Evan sunggingkan kembali satu senyum kemenangannya, ia ubah posisinya jadi merapat pada tembok dan menyenderkan punggungnya di sana.

Matanya tidak lepas mentap Deva yang mulai menyendoki buburnya sendiri, raut wajahnya masih sedikit cemberut, membuat Evan terdiam menahan gejolak aneh yang tiba-tiba melanda dirinya.

“Deva.”

“Awpa?” Sahut Deva dengan mulut yang masih penuh.

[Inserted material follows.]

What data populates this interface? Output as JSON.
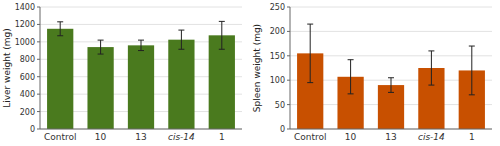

Kekehan Evan mengalun pelan. “Lucu.”

“Awpanyah yawng luchu?”

“Lo.”

Wajah Deva seketika berubah datar, ia taruh sendok yang di pegangnya lalu mengambil boneka kelinci kecil berwarna pink, kemudian melemparkannya ke arah Evan.

“Jawngan bawchot.”

“Telen dulu, baru ngomong.” Ledek Evan.

Deva menelan bubur yang berada di dalam mulutnya dengan cepat, lalu sebelah kakinya ia gerakan untuk menyenggol kaki Evan.

“Bisa diem gak?”

“Muka lo kok merah, Dev?”

“DIEM!”

Setelah itu, suara tawa Evan keluar memenuhi penjuru kamar.